Over 20,000 Aussies are diagnosed with breast cancer every year and is the most commonly diagnosed cancer among women in the country. Therefore, early detection is crucial, and medical imaging is a large part of it. Given that, medical imaging tech provider Optiscan Imaging (ASX: OIL) is conducting a Breast Cancer Intraoperative Assessment study.
The early results from examining preserved breast tumor and edge samples using the Optiscan system indicate that it can produce images similar to the traditional way of studying tissues to check for cancer and assess how much the tumour has spread into the surrounding area. These results were consistent in all 15 tumors that were studied, including different types of breast cancer, like invasive lobular carcinoma (the most common type of breast cancer) and invasive carcinoma NST (no special type).
Furthermore, the Optiscan confocal laser endomicroscopy (CLE) probe was able to tell apart healthy tissue from cancer-involved tissue in every case, just like what was initially seen and confirmed through traditional tissue examination. When they looked at fresh tissue, the images were of very high quality, and even when the tissue was preserved, the image quality remained good. The most important thing is that these images could be taken right at the patient’s bedside or in the pathology lab.
Optiscan CEO and Managing Director, Dr Camile Farah, commented, “The strong correlation and concordance of Optiscan technology to histopathology provides another strong indication for the utility of our unique digital CLE technology in breast surgery, as an adjunct in supporting clinical decision making in the operating theatre in the context of breast cancer margin analysis. Additionally, it paves the way for an ex vivo approach to assess fresh or fixed tissue with standalone in vitro diagnostic platforms which we are developing.”

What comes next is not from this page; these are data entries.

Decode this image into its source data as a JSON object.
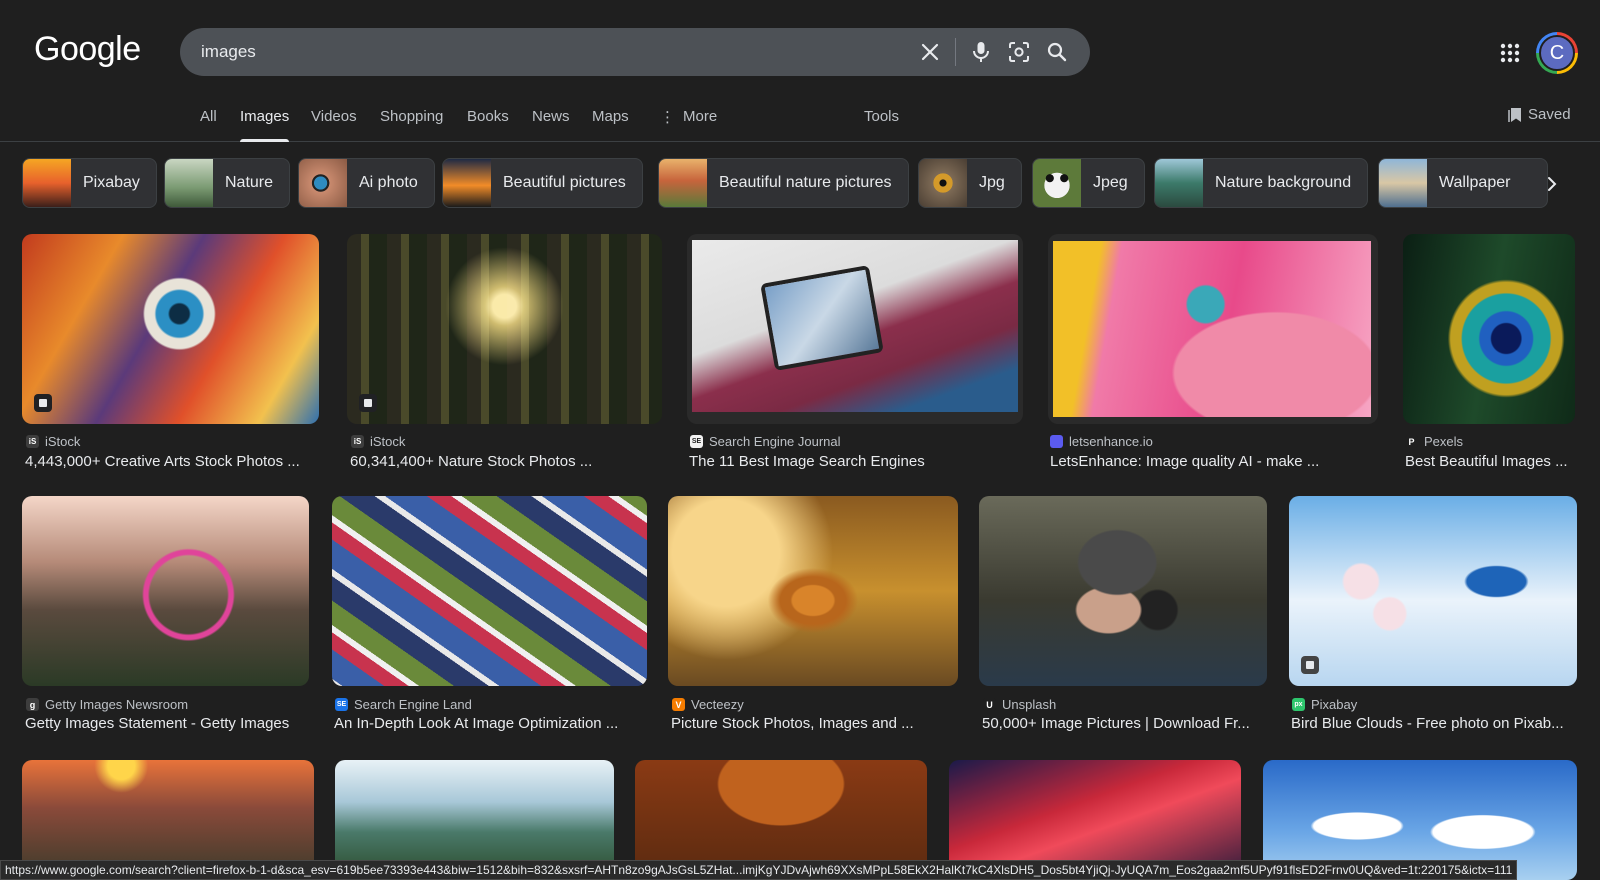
{
  "header": {
    "logo": "Google",
    "search_value": "images",
    "avatar_letter": "C"
  },
  "nav": {
    "tabs": [
      "All",
      "Images",
      "Videos",
      "Shopping",
      "Books",
      "News",
      "Maps",
      "More"
    ],
    "active": "Images",
    "tools": "Tools",
    "saved": "Saved"
  },
  "chips": [
    {
      "label": "Pixabay"
    },
    {
      "label": "Nature"
    },
    {
      "label": "Ai photo"
    },
    {
      "label": "Beautiful pictures"
    },
    {
      "label": "Beautiful nature pictures"
    },
    {
      "label": "Jpg"
    },
    {
      "label": "Jpeg"
    },
    {
      "label": "Nature background"
    },
    {
      "label": "Wallpaper"
    }
  ],
  "results": [
    {
      "source": "iStock",
      "title": "4,443,000+ Creative Arts Stock Photos ...",
      "favicon": "iS",
      "favicon_color": "#3d3d3d"
    },
    {
      "source": "iStock",
      "title": "60,341,400+ Nature Stock Photos ...",
      "favicon": "iS",
      "favicon_color": "#3d3d3d"
    },
    {
      "source": "Search Engine Journal",
      "title": "The 11 Best Image Search Engines",
      "favicon": "SE",
      "favicon_color": "#f2f2f2"
    },
    {
      "source": "letsenhance.io",
      "title": "LetsEnhance: Image quality AI - make ...",
      "favicon": "",
      "favicon_color": "#5b5bf0"
    },
    {
      "source": "Pexels",
      "title": "Best Beautiful Images ...",
      "favicon": "P",
      "favicon_color": "#1f1f1f"
    },
    {
      "source": "Getty Images Newsroom",
      "title": "Getty Images Statement - Getty Images",
      "favicon": "g",
      "favicon_color": "#3d3d3d"
    },
    {
      "source": "Search Engine Land",
      "title": "An In-Depth Look At Image Optimization ...",
      "favicon": "SE",
      "favicon_color": "#1a73e8"
    },
    {
      "source": "Vecteezy",
      "title": "Picture Stock Photos, Images and ...",
      "favicon": "V",
      "favicon_color": "#f57c00"
    },
    {
      "source": "Unsplash",
      "title": "50,000+ Image Pictures | Download Fr...",
      "favicon": "U",
      "favicon_color": "#1f1f1f"
    },
    {
      "source": "Pixabay",
      "title": "Bird Blue Clouds - Free photo on Pixab...",
      "favicon": "px",
      "favicon_color": "#2ec66d"
    }
  ],
  "status_url": "https://www.google.com/search?client=firefox-b-1-d&sca_esv=619b5ee73393e443&biw=1512&bih=832&sxsrf=AHTn8zo9gAJsGsL5ZHat...imjKgYJDvAjwh69XXsMPpL58EkX2HalKt7kC4XlsDH5_Dos5bt4YjiQj-JyUQA7m_Eos2gaa2mf5UPyf91flsED2Frnv0UQ&ved=1t:220175&ictx=111"
}
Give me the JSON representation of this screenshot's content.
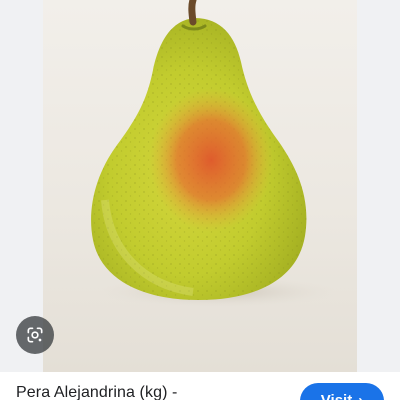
{
  "result": {
    "title": "Pera Alejandrina (kg) -",
    "visit_label": "Visit",
    "visit_chevron": "›"
  },
  "image": {
    "subject": "pear-photo"
  },
  "icons": {
    "lens": "google-lens-icon",
    "chevron": "chevron-right-icon"
  },
  "colors": {
    "visit_button": "#1a73e8",
    "lens_button": "#3c4043",
    "title_text": "#202124"
  }
}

The study is being undertaken at the Royal Melbourne, Frances Perry and Epworth Hospitals. It involves a collaboration between Optiscan, breast surgeon Professor Bruce Mann and pathologist Dr Anand Murugasu. Supported by the Medical Device Partnering Program (MDPP), the primary objective is to determine if Optiscan, used during surgery, can instantly show if the edges of removed breast tissue have any cancer cells.
The imaging stage of the study comprised of 50 patients and 59 distinct tumours. Ex-vivo interoperative imaging (i.e. removing the tissue from the body before imaging it) was performed for all fresh tumours, while 12 patients with 15 distinct tumours also underwent imaging subsequent to tissue fixation and processing in the pathology laboratory. Initial data has revealed excellent correlation between Optiscan’s real-time CLE technology and traditional histological analysis.
While traditional methods take hours and days to get results and can only analyse a fraction of the infected area, Optiscan’s technology provides real-time results and can be used for unlimited microscopic sampling.
Dr Farah adds, “Breast conserving surgery is a complex challenge for health systems, with over 175,000 lumpectomies performed in the US alone and evidence revealing a re-excision rate of up to 35%. The utility of our slide-free, biopsy-free real-time imaging technology presents an exciting opportunity in this modality. We look forward to completing the analysis of the Study with Prof. Mann in collaboration with the broader research team, pursuing appropriate publications, and advancing efforts to develop a new surgical device for this highly addressable market in parallel to a standalone in vitro pathology device.”
Optiscan’s technology could potentially lower the chances of breast cancer coming back after a lumpectomy (breast cancer surgery). This could improve the lives of these patients. Additionally, using CLE imaging could shorten surgery time by 25%, saving hospitals a lot of money, and potentially reducing the overall costs related to breast cancer recurrence by $9.9 billion.
After seeing positive results from the tissue imaging study, the Company is gearing up for a new study where it will use the CLE probe during actual surgeries to see how well it works in real-time. This information is crucial for creating a practical use case for doctors and to submit its application to the US Food and Drug Administration for breast cancer surgeries.
With cash in hand of only $875.3k in FY23, down from FY22’s $4.5 million, it is imperative that Optiscan go full steam ahead with its eyes on commercialisation.